The headline statistics

released by the World Health Organisation (WHO) as part of the campaign remind us of that, rather than being a problem for tomorrow, the impacts of AMR are already being felt today. According to the WHO, nearly 5 million global deaths in 2019 were linked to bacterial AMR, with over 1 million of those deaths being directly attributable to bacterial AMR. As AMR becomes more widespread, deaths caused by resistant pathogens will become an increasingly routine feature of the medical landscape. The effects will also be economic. According to one of the WHO’s modelling scenarios, AMR is predicted to reduce global annual GDP by 3.8 percent by 2050.

What, then, can be done to combat the rise of AMR?

This year, World Antimicrobial Awareness Week is focussing on actions we can take to prolong the efficacy of our existing antimicrobial arsenal. This includes tackling the misuse and overuse of antimicrobials, as well as improving infection control and sanitation to reduce our reliance on antimicrobial treatments in the first place.

However, at Marks & Clerk, we are particularly interested in how innovation might turn the tide against resistant pathogens, including through the development of new antimicrobial medicines and therapies. Earlier this year, we wrote for Life Sciences IP Review about the challenges facing antimicrobial innovators. We also considered how intellectual property policies can reduce these barriers and incentivise innovation against the AMR threat.

You can read our piece for Life Sciences IP Review by following this link: https://newtonmedia.foleon.com/life-sciences-ip-review/lsipr-1-2022/the-fall-of-covid-19-and-the-rise-of-antimicrobial-resistance

We look forward to seeing how much progress individuals, innovators, and institutions can make against AMR ahead of next year’s World Antimicrobial Awareness Week, we hope with an increasing sense of urgency.

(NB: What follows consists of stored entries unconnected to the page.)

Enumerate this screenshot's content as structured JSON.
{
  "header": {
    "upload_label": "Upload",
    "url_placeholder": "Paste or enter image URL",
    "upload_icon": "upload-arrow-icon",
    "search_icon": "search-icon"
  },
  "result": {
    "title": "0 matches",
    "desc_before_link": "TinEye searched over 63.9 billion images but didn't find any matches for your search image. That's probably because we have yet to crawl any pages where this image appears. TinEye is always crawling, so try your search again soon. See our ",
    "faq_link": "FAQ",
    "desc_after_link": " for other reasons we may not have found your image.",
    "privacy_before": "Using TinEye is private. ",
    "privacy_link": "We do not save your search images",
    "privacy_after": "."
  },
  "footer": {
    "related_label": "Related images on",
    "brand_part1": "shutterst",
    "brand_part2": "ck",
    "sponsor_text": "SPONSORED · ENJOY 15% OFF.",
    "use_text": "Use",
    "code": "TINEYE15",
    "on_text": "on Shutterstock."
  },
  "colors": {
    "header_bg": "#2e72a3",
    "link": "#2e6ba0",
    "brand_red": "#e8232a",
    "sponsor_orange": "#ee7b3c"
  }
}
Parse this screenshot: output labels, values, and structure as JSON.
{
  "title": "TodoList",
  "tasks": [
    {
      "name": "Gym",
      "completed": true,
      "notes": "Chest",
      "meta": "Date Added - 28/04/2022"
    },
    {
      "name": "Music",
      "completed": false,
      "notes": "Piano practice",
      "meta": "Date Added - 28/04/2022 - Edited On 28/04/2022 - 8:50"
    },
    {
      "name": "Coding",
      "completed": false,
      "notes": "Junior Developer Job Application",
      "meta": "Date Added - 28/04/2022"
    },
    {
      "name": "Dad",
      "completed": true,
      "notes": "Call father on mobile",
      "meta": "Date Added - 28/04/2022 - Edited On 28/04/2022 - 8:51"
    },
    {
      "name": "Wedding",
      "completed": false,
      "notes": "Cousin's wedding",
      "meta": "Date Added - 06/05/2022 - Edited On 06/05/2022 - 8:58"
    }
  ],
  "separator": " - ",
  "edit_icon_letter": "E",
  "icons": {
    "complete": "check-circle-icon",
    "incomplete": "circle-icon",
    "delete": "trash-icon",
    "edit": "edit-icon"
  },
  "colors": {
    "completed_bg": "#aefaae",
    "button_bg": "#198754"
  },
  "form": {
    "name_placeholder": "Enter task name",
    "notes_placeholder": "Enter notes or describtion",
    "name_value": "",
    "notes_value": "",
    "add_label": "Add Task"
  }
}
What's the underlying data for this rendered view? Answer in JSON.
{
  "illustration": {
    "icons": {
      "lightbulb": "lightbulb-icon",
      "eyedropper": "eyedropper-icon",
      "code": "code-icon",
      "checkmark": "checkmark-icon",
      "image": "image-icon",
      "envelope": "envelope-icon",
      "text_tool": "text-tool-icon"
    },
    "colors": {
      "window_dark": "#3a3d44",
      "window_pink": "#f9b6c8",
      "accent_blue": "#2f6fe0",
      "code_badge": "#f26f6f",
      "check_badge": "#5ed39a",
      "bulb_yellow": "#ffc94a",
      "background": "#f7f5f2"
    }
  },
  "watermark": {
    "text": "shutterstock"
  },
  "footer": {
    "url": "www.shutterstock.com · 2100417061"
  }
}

Antimicrobial resistance (AMR) occurs when bacteria, viruses, fungi and parasites change over time and no longer respond to medicines, making infections harder to treat and increasing the risk of disease spread, severe illness and death. As a result of drug resistance, antibiotics and other antimicrobial medicines become ineffective and infections become increasingly difficult or impossible to treat.